DETROIT -- Josh Hamilton's injury has brought up all kinds of discussion when it comes to sliding on the bases.
ESPN.com's Buster Olney did a blog entry talking about how Hamilton messed up by not sliding feet first into home plate and he sites examples of other players who have been injured by not doing so.
Manager Ron Washington said players can get hurt no matter how they slide -- "if he breaks an ankle feet first we're wondering what might have happened had in gone in the other way" -- but added that all Rangers players are told to slide feet first into home plate. Why? Because the catcher has a lot of equipment and can do some damage and the thinking is that you've got a better chance of protecting yourself by going in that way. Of course, there are no guarantees.
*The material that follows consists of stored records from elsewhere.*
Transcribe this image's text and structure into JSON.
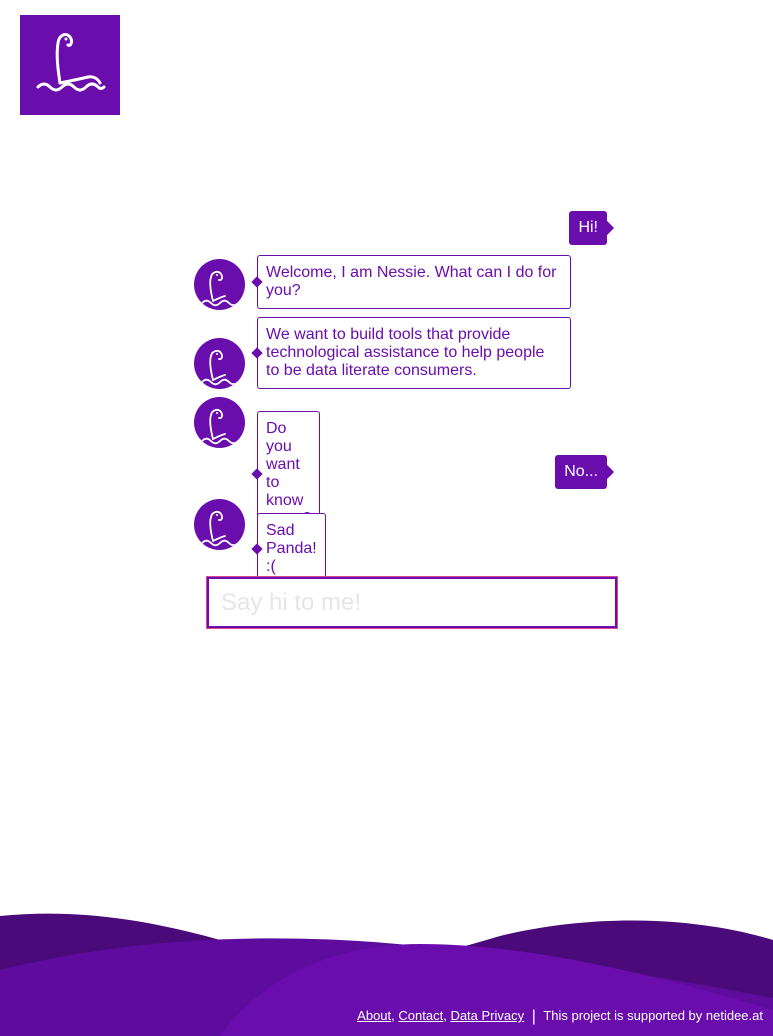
{
  "app": {
    "logo_icon": "nessie-logo-icon",
    "brand_color": "#6a0dad"
  },
  "chat": {
    "messages": [
      {
        "from": "user",
        "text": "Hi!"
      },
      {
        "from": "bot",
        "text": "Welcome, I am Nessie. What can I do for you?"
      },
      {
        "from": "bot",
        "text": "We want to build tools that provide technological assistance to help people to be data literate consumers."
      },
      {
        "from": "bot",
        "text": "Do you want to know more?"
      },
      {
        "from": "user",
        "text": "No..."
      },
      {
        "from": "bot",
        "text": "Sad Panda! :("
      }
    ],
    "avatar_icon": "nessie-avatar-icon"
  },
  "input": {
    "placeholder": "Say hi to me!",
    "value": ""
  },
  "footer": {
    "links": [
      "About",
      "Contact",
      "Data Privacy"
    ],
    "separator": "|",
    "support_text": "This project is supported by netidee.at"
  }
}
But that way of sliding was reinforced to everyone on the team after Hamilton was seen walking around with a sling on and disappointed that he'll miss six to eight weeks. Nelson Cruz ran hard into home plate on Wednesday, but slid feet first safely.
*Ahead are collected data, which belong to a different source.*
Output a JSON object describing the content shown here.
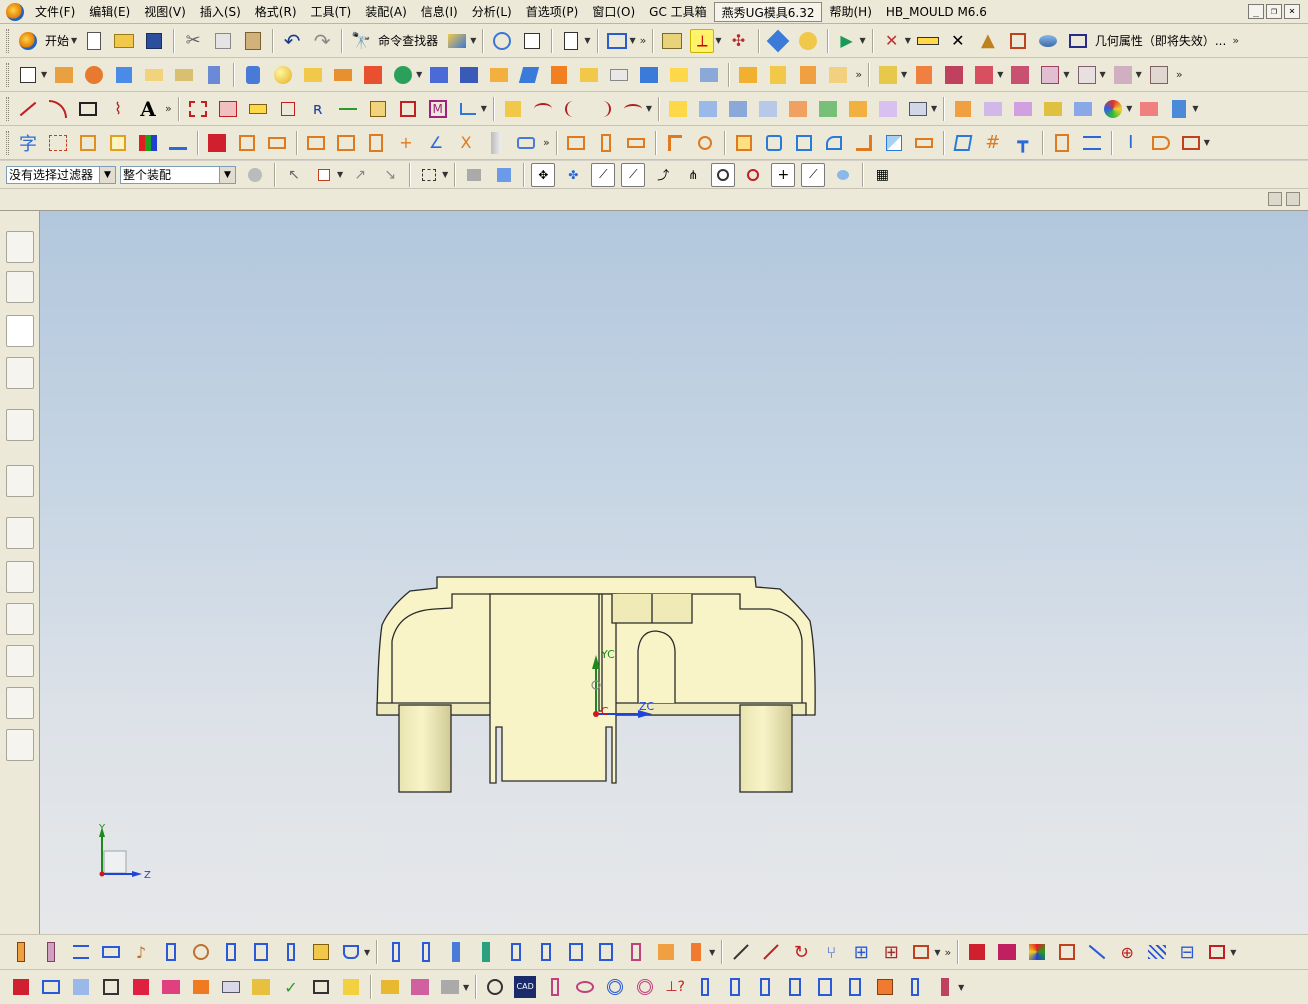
{
  "menubar": {
    "items": [
      "文件(F)",
      "编辑(E)",
      "视图(V)",
      "插入(S)",
      "格式(R)",
      "工具(T)",
      "装配(A)",
      "信息(I)",
      "分析(L)",
      "首选项(P)",
      "窗口(O)",
      "GC 工具箱",
      "燕秀UG模具6.32",
      "帮助(H)",
      "HB_MOULD M6.6"
    ],
    "window_buttons": [
      "_",
      "❐",
      "×"
    ]
  },
  "toolbar1": {
    "start_label": "开始",
    "command_finder_label": "命令查找器",
    "geometry_property_label": "几何属性（即将失效）..."
  },
  "selection_bar": {
    "filter_value": "没有选择过滤器",
    "scope_value": "整个装配"
  },
  "viewport": {
    "wcs_labels": {
      "yc": "YC",
      "zc": "ZC",
      "xc": "C"
    },
    "triad_labels": {
      "y": "Y",
      "z": "Z"
    },
    "colors": {
      "part_fill": "#f8f4c8",
      "part_edge": "#2a2a2a",
      "axis_y": "#1e8a1e",
      "axis_z": "#1d45d8",
      "axis_x": "#d01818"
    }
  }
}
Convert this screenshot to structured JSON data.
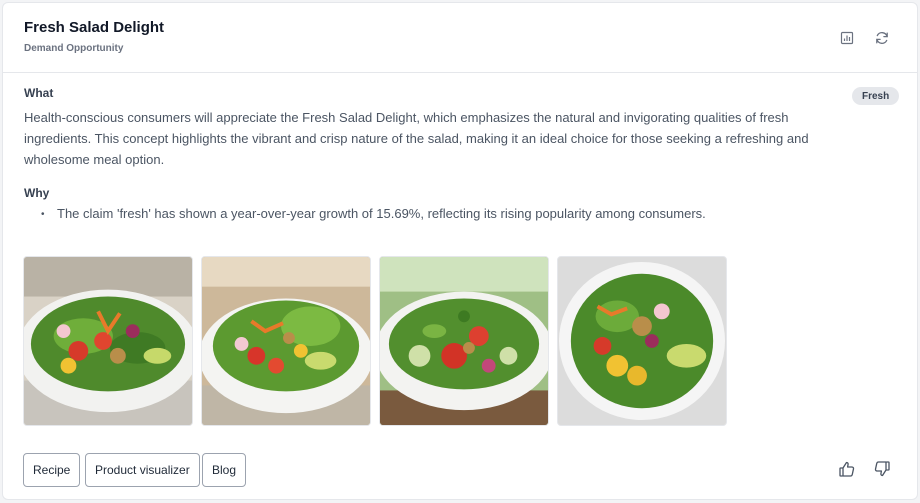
{
  "header": {
    "title": "Fresh Salad Delight",
    "subtitle": "Demand Opportunity",
    "icons": [
      "chart-icon",
      "refresh-icon"
    ]
  },
  "badge": "Fresh",
  "what": {
    "label": "What",
    "text": "Health-conscious consumers will appreciate the Fresh Salad Delight, which emphasizes the natural and invigorating qualities of fresh ingredients. This concept highlights the vibrant and crisp nature of the salad, making it an ideal choice for those seeking a refreshing and wholesome meal option."
  },
  "why": {
    "label": "Why",
    "items": [
      "The claim 'fresh' has shown a year-over-year growth of 15.69%, reflecting its rising popularity among consumers."
    ]
  },
  "images": [
    "salad-image-1",
    "salad-image-2",
    "salad-image-3",
    "salad-image-4"
  ],
  "actions": {
    "recipe": "Recipe",
    "product_visualizer": "Product visualizer",
    "blog": "Blog"
  },
  "feedback": [
    "thumbs-up-icon",
    "thumbs-down-icon"
  ]
}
Hamilton said that he slid headfirst because it gave him more options to avoid the tag. He could have slid out wide, tried to slip his hand in, etc. But plenty of players slide outside or inside the bag feet first and hook their foot around too. Many little leagues have rules that prohibit kids from sliding headfirst into bags to help prevent injuries. One rule of thumb is to slide feet first unless you're diving back to a bag on a pickoff play.
That's certainly easy to say when you're not chugging to second or third or home in an effort to change the outcome of a game. At that point instincts take over and the player's mission is to find a way to get his body on that bag before the tag is applied. I can't think many of them are thinking about injuries as they sprint toward the bag.
Was Hamilton wrong to slide headfirst? Would he have a better chance of not getting injured by sliding feet first? Was sliding headfirst the best way to attempt to score the run on a close play like that?